Busca por protagonismo político
26/08/2015 18:08
Francenilson Klava / Ilustração: Diogo Maduell

Embora já tenha sido capital do país, o Rio não tem como tradição lançar candidatos fortes no cenário nacional

O PMDB terá candidato próprio em 2018, e o nome mais cotado é o de um político bem conhecido entre os cariocas, o prefeito Eduardo Paes. O anúncio por si só já é atípico no jogo político – a sigla não tinha um candidato próprio desde 1994, com Orestes Quércia. Mas a possibilidade de um político carioca concorrer à Presidência pelo partido com a maior bancada da Câmara dos Deputados e do Senado Federal torna o cenário ainda mais inusitado.

As últimas tentativas de governantes com base no Rio de Janeiro de chegar ao Palácio do Planalto foram decepcionantes. Quem esteve mais próximo de ir ao segundo turno foi Leonel Brizola – que nem carioca era –, em 1989. Anthony Garotinho até tentou mais tarde, em 2002, mas também não conseguiu passar da terceira colocação.


Hoje, o Congresso Nacional tem pelo menos dois políticos locais em posições de liderança – Eduardo Cunha, presidente da Câmara dos Deputados, e Leonardo Picciani, líder da maior bancada da Casa. O último político fluminense a ocupar o cargo que hoje é de Cunha foi Célio Borja, do Arena, ainda durante o período da ditatura militar, entre 1975 e 1977. O atual momento não reflete em nada as décadas de ostracismo e de falta de influência do Rio de Janeiro na política nacional.

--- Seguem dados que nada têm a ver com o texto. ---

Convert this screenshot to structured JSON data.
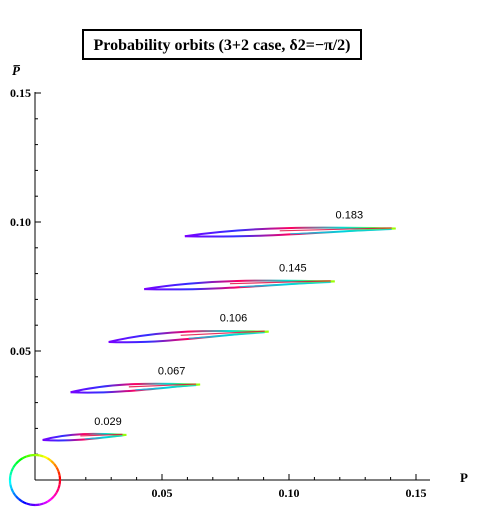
{
  "chart_data": {
    "type": "scatter",
    "title": "Probability orbits (3+2 case, δ2=−π/2)",
    "xlabel": "P",
    "ylabel": "P̅",
    "xlim": [
      0,
      0.15
    ],
    "ylim": [
      0,
      0.15
    ],
    "x_ticks": [
      "0.05",
      "0.10",
      "0.15"
    ],
    "y_ticks": [
      "0.05",
      "0.10",
      "0.15"
    ],
    "grid": false,
    "legend": "none",
    "color_wheel_legend": true,
    "series": [
      {
        "label": "0.029",
        "center": [
          0.0195,
          0.0165
        ],
        "x_range": [
          0.003,
          0.036
        ],
        "y_range": [
          0.0155,
          0.0175
        ]
      },
      {
        "label": "0.067",
        "center": [
          0.0385,
          0.0355
        ],
        "x_range": [
          0.014,
          0.065
        ],
        "y_range": [
          0.034,
          0.037
        ]
      },
      {
        "label": "0.106",
        "center": [
          0.0605,
          0.0555
        ],
        "x_range": [
          0.029,
          0.092
        ],
        "y_range": [
          0.0535,
          0.0575
        ]
      },
      {
        "label": "0.145",
        "center": [
          0.0805,
          0.0755
        ],
        "x_range": [
          0.043,
          0.118
        ],
        "y_range": [
          0.074,
          0.077
        ]
      },
      {
        "label": "0.183",
        "center": [
          0.1005,
          0.096
        ],
        "x_range": [
          0.059,
          0.142
        ],
        "y_range": [
          0.0945,
          0.0975
        ]
      }
    ]
  }
}
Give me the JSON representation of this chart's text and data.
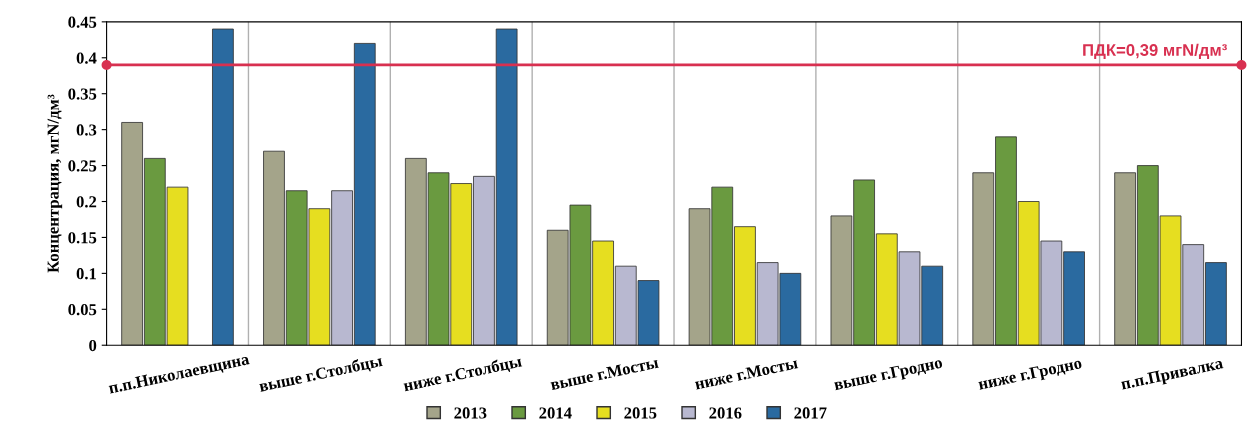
{
  "chart_data": {
    "type": "bar",
    "ylabel": "Концентрация, мгN/дм³",
    "categories": [
      "п.п.Николаевщина",
      "выше г.Столбцы",
      "ниже г.Столбцы",
      "выше г.Мосты",
      "ниже г.Мосты",
      "выше г.Гродно",
      "ниже г.Гродно",
      "п.п.Привалка"
    ],
    "series": [
      {
        "name": "2013",
        "color": "#a4a48a",
        "values": [
          0.31,
          0.27,
          0.26,
          0.16,
          0.19,
          0.18,
          0.24,
          0.24
        ]
      },
      {
        "name": "2014",
        "color": "#6a9a40",
        "values": [
          0.26,
          0.215,
          0.24,
          0.195,
          0.22,
          0.23,
          0.29,
          0.25
        ]
      },
      {
        "name": "2015",
        "color": "#e6de20",
        "values": [
          0.22,
          0.19,
          0.225,
          0.145,
          0.165,
          0.155,
          0.2,
          0.18
        ]
      },
      {
        "name": "2016",
        "color": "#b8b8d0",
        "values": [
          null,
          0.215,
          0.235,
          0.11,
          0.115,
          0.13,
          0.145,
          0.14
        ]
      },
      {
        "name": "2017",
        "color": "#2a6aa0",
        "values": [
          0.44,
          0.42,
          0.44,
          0.09,
          0.1,
          0.11,
          0.13,
          0.115
        ]
      }
    ],
    "ylim": [
      0,
      0.45
    ],
    "yticks": [
      0,
      0.05,
      0.1,
      0.15,
      0.2,
      0.25,
      0.3,
      0.35,
      0.4,
      0.45
    ],
    "ref_lines": [
      {
        "axis": "y",
        "value": 0.39,
        "label": "ПДК=0,39 мгN/дм³",
        "color": "#d83050"
      }
    ],
    "grid": "x",
    "legend": "bottom"
  }
}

Para o ex-governador do Rio de Janeiro Wellington Moreira Franco, a transferência da capital federal para Brasília foi o primeiro anúncio da difícil realidade política que estava por vir para o Rio de Janeiro.

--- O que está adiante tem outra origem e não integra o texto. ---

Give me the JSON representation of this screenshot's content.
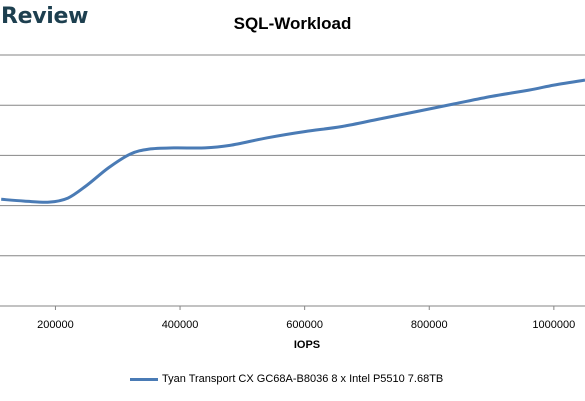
{
  "header": {
    "brand": "Review"
  },
  "chart_data": {
    "type": "line",
    "title": "SQL-Workload",
    "xlabel": "IOPS",
    "ylabel": "",
    "xlim": [
      111000,
      1050000
    ],
    "x_ticks": [
      200000,
      400000,
      600000,
      800000,
      1000000
    ],
    "x_tick_labels": [
      "200000",
      "400000",
      "600000",
      "800000",
      "1000000"
    ],
    "y_gridlines": 6,
    "grid": "horizontal",
    "legend_position": "bottom",
    "series": [
      {
        "name": "Tyan Transport CX GC68A-B8036 8 x Intel P5510 7.68TB",
        "color": "#4a7bb5",
        "x": [
          113000,
          150000,
          190000,
          220000,
          250000,
          285000,
          320000,
          350000,
          390000,
          440000,
          480000,
          540000,
          600000,
          660000,
          720000,
          780000,
          840000,
          900000,
          960000,
          1000000,
          1050000
        ],
        "y": [
          0.575,
          0.582,
          0.586,
          0.57,
          0.52,
          0.45,
          0.395,
          0.375,
          0.37,
          0.37,
          0.36,
          0.33,
          0.305,
          0.285,
          0.255,
          0.225,
          0.195,
          0.165,
          0.14,
          0.12,
          0.1
        ]
      }
    ]
  }
}
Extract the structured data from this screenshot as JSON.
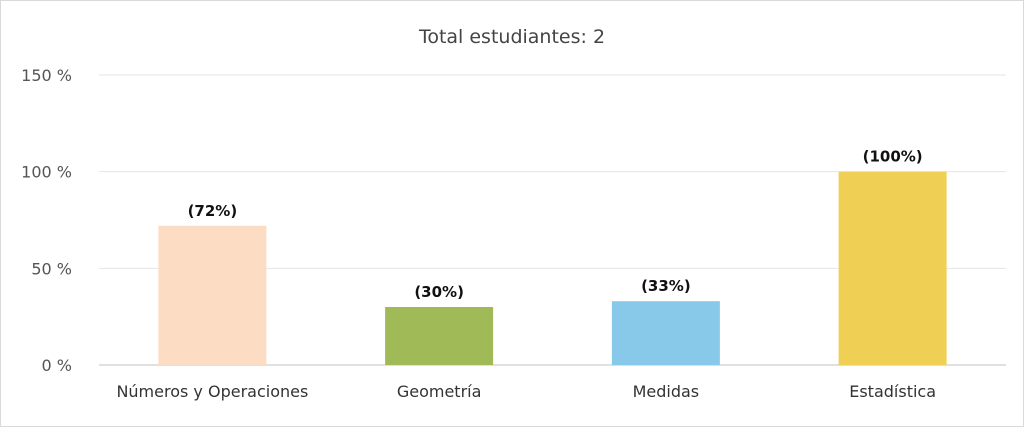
{
  "chart_data": {
    "type": "bar",
    "title": "Total estudiantes: 2",
    "xlabel": "",
    "ylabel": "",
    "categories": [
      "Números y Operaciones",
      "Geometría",
      "Medidas",
      "Estadística"
    ],
    "values": [
      72,
      30,
      33,
      100
    ],
    "data_labels": [
      "(72%)",
      "(30%)",
      "(33%)",
      "(100%)"
    ],
    "colors": [
      "#fddcc4",
      "#a0ba57",
      "#88c9ea",
      "#f0cf55"
    ],
    "ylim": [
      0,
      150
    ],
    "yticks": [
      0,
      50,
      100,
      150
    ],
    "ytick_labels": [
      "0 %",
      "50 %",
      "100 %",
      "150 %"
    ],
    "grid": true,
    "legend": "none"
  }
}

– A força da cidade do Rio de Janeiro era o fato de ser capital. Quando essa transferência se faz de maneira muito abrupta e, diria, até precipitada, causa danos econômicos enormes, que sustentam a fragilidade política durante muito tempo – afirma Moreira Franco.

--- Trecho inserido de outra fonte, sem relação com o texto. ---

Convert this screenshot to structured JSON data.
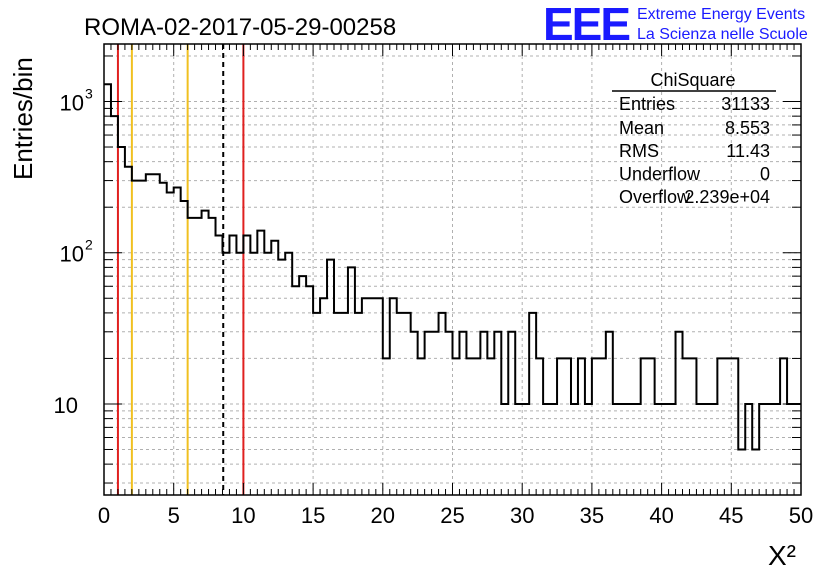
{
  "title": "ROMA-02-2017-05-29-00258",
  "logo": {
    "mark": "EEE",
    "line1": "Extreme Energy Events",
    "line2": "La Scienza nelle Scuole",
    "color": "#1a1aff"
  },
  "stats": {
    "name": "ChiSquare",
    "rows": [
      {
        "label": "Entries",
        "value": "31133"
      },
      {
        "label": "Mean",
        "value": "8.553"
      },
      {
        "label": "RMS",
        "value": "11.43"
      },
      {
        "label": "Underflow",
        "value": "0"
      },
      {
        "label": "Overflow",
        "value": "2.239e+04"
      }
    ]
  },
  "chart_data": {
    "type": "histogram",
    "ylabel": "Entries/bin",
    "xlabel": "X²",
    "xlim": [
      0,
      50
    ],
    "ylim": [
      2.5,
      2400
    ],
    "yscale": "log",
    "grid": true,
    "bin_width": 0.5,
    "xticks": [
      {
        "v": 0,
        "label": "0"
      },
      {
        "v": 5,
        "label": "5"
      },
      {
        "v": 10,
        "label": "10"
      },
      {
        "v": 15,
        "label": "15"
      },
      {
        "v": 20,
        "label": "20"
      },
      {
        "v": 25,
        "label": "25"
      },
      {
        "v": 30,
        "label": "30"
      },
      {
        "v": 35,
        "label": "35"
      },
      {
        "v": 40,
        "label": "40"
      },
      {
        "v": 45,
        "label": "45"
      },
      {
        "v": 50,
        "label": "50"
      }
    ],
    "yticks": [
      {
        "v": 10,
        "label": "10"
      },
      {
        "v": 100,
        "label": "10",
        "sup": "2"
      },
      {
        "v": 1000,
        "label": "10",
        "sup": "3"
      }
    ],
    "counts": [
      1300,
      800,
      500,
      370,
      300,
      300,
      330,
      330,
      290,
      250,
      270,
      220,
      170,
      170,
      190,
      170,
      130,
      100,
      130,
      100,
      130,
      100,
      140,
      100,
      120,
      90,
      100,
      60,
      70,
      60,
      40,
      50,
      90,
      40,
      40,
      80,
      40,
      50,
      50,
      50,
      20,
      50,
      40,
      40,
      30,
      20,
      30,
      30,
      40,
      30,
      20,
      30,
      20,
      20,
      30,
      20,
      30,
      10,
      30,
      10,
      10,
      40,
      20,
      10,
      10,
      20,
      20,
      10,
      20,
      10,
      20,
      20,
      30,
      10,
      10,
      10,
      10,
      20,
      20,
      10,
      10,
      10,
      30,
      20,
      20,
      10,
      10,
      10,
      20,
      20,
      20,
      5,
      10,
      5,
      10,
      10,
      10,
      20,
      10,
      10
    ],
    "vlines": [
      {
        "x": 1,
        "color": "#e0201f",
        "style": "solid"
      },
      {
        "x": 2,
        "color": "#f0c020",
        "style": "solid"
      },
      {
        "x": 6,
        "color": "#f0c020",
        "style": "solid"
      },
      {
        "x": 8.553,
        "color": "#000000",
        "style": "dashed"
      },
      {
        "x": 10,
        "color": "#e0201f",
        "style": "solid"
      }
    ]
  }
}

O então Estado da Guanabara tinha que se adaptar, o jogo político era outro. Os investimentos não viriam mais tão automaticamente por ser capital federal. A partir daquele momento, seria necessária uma integração maior com o governo federal para que os recursos pudessem chegar. O estado, que até então exportava o modelo político da polarização entre UDN e PTB, teria que aprender outra forma de jogar. Mas não houve nem tempo. Quatro anos depois da transferência, vem o segundo golpe: a ditadura militar.

Influentes políticos da época, como os governadores de Minas Gerais, José de Magalhães Pinto, de São Paulo, Ademar de Barros, e até mesmo do Rio de Janeiro, Carlos Lacerda, apoiaram a intervenção, que, dizia- se, seria provisória. Não foi o que ocorreu. Carlos Lacerda viu a ambição presidencial mais uma vez adiada e passou à oposição, o que, segundo o cientista político Octavio Amorim, endureceu ainda mais o regime.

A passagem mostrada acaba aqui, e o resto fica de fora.